Hemos caído en la trampa de confiar en un populismo que nos prometía el cielo en la tierra a precio de ganga, que solo nos pedía que confiáramos en ellos y por supuesto que, votáramos por ellos.
Desde hace mucho tiempo algunos, los más sabios, nos venían advirtiendo que en la riqueza y en los medios materiales no está el bienestar de los pueblos, que el trabajo, la responsabilidad y el esfuerzo comunitario orientado al bien común son las herramientas esenciales para caminar por el camino de la justicia, la igualdad y el progreso.

En Venezuela hay, hoy por hoy, dos grupos muy definidos, pero ambos tienen el mismo molde de pensamiento: los culpables son los otros. Por lo general, quitando pequeñas islas, de un lado y de otro, la inmensa mayoría sufre la escasez, que para algunos es hambre; el miedo que produce depresión y angustia; la precariedad del día a día que nos lleva a la inseguridad, no solo en el aspecto más importante de la propia vida por la violencia, la dificultad para cuidar la salud, conseguir trabajo, estabilidad para la convivencia familiar, social y económica, sino también al pánico de que nos van a imponer un modo de vida que no hemos elegido.

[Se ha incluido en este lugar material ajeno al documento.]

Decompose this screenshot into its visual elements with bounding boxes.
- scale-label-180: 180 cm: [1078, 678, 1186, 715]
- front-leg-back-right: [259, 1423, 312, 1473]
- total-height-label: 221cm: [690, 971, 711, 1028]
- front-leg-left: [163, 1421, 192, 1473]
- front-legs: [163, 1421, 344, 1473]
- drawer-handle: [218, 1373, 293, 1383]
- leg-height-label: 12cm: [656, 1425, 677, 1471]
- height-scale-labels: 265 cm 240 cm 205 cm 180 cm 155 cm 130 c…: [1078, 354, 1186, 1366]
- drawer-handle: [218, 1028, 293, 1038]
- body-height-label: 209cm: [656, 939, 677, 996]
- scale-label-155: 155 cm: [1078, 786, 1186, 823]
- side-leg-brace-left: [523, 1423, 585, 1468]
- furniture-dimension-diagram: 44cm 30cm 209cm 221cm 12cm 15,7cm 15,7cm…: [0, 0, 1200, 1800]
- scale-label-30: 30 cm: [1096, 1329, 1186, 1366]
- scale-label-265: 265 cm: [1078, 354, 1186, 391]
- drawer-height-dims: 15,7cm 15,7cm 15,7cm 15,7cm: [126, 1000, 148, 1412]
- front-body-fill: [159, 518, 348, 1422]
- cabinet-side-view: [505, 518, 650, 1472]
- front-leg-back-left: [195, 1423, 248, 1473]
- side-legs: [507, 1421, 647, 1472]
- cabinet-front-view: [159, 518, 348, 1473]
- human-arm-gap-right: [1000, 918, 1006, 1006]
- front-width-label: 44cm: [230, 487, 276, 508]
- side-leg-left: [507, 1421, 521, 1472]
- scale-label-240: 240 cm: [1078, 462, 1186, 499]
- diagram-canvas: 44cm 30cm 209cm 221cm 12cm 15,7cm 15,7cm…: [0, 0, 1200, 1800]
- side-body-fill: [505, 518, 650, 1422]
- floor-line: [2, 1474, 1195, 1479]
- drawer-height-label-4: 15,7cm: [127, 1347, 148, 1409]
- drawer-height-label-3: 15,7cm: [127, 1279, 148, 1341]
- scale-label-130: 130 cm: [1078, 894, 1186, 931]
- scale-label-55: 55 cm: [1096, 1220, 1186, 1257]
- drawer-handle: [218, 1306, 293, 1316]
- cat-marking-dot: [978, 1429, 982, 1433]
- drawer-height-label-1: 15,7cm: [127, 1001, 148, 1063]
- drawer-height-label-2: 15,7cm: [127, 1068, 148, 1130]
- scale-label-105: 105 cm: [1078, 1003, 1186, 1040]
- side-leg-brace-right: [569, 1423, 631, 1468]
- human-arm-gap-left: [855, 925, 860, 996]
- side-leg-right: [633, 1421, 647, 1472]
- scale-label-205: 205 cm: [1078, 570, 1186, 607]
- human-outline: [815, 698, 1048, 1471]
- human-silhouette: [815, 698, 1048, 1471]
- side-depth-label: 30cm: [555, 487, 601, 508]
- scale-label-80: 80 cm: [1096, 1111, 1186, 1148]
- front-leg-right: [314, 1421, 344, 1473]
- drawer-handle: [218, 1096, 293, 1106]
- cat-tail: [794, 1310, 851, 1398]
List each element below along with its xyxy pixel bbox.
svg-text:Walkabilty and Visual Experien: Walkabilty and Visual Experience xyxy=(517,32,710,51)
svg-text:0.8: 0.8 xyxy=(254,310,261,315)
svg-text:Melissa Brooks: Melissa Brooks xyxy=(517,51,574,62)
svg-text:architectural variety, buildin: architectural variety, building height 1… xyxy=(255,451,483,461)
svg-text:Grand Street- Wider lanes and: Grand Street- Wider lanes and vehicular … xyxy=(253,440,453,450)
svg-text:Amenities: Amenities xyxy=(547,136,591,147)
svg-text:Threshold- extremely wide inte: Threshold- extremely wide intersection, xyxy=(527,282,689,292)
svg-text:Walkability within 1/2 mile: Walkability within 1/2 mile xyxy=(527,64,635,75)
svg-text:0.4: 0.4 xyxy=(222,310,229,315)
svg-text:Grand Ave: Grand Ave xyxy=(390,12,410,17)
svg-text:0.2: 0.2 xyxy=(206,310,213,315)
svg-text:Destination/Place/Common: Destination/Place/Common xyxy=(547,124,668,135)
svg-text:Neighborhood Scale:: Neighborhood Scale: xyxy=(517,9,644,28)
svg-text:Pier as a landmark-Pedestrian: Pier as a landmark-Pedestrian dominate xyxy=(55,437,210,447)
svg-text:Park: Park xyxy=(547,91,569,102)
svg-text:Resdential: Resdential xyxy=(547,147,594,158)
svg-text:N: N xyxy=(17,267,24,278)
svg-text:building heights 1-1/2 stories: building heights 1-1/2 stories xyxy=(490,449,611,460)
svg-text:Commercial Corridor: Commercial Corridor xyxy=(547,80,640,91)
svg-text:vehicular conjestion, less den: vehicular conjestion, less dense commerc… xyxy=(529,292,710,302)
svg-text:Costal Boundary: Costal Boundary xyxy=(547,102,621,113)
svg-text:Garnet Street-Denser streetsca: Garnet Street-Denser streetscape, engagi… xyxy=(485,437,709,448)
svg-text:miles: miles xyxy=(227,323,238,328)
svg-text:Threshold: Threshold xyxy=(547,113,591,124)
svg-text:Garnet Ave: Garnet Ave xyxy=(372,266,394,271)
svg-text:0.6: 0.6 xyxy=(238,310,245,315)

¿Qué se está haciendo? Las consignas y promesas se mantienen, los hechos siguen siendo pertinazmente desalentadores. La novedad está en la inmensa cantidad de venezolanos y de residentes que abandonan el país, la continua zozobra de no saber qué nueva estupidez sucederá mañana, el aumento descomunal de la inflación, con la consecuencia de que cada día los precios crecen de tal manera que los productos básicos se hacen más inalcanzables y nos roban no solo la vida sino hasta la oportunidad de poner más empeño en encontrar soluciones.

Permanecen las tácticas de distracción y entretenimiento, amenazas, restricciones, cambios permanentes para permanecer en las parcelas de poder de un lado y de otro. Y todo ello con lenguajes políticos y sociales de enfrentamiento, falta de reconocimiento e incapacidad de encuentro. El deseo de una intervención extranjera, del refuerzo y el apoyo de sus países amigos y con la ilusión del cansancio y agotamiento de los otros, es en lo que muchos han puesto su esperanza.

Mientras tanto el pueblo continuamente se renueva, vence la desesperación, despierta y busca maneras de sobrevivir más allá de las ofertas que le presentan. El pueblo venezolano es recio y fuerte ante la adversidad, es capaz de reinventarse ante la tragedia. Cuando desoye a los líderes y agoreros de falsedades va encontrando caminos de reencuentro, de acompañamiento y apoyo para reconstruir un país que en el fondo sabe que su mayor riqueza es su gente y la generosidad de un Dios que tanto les quiere.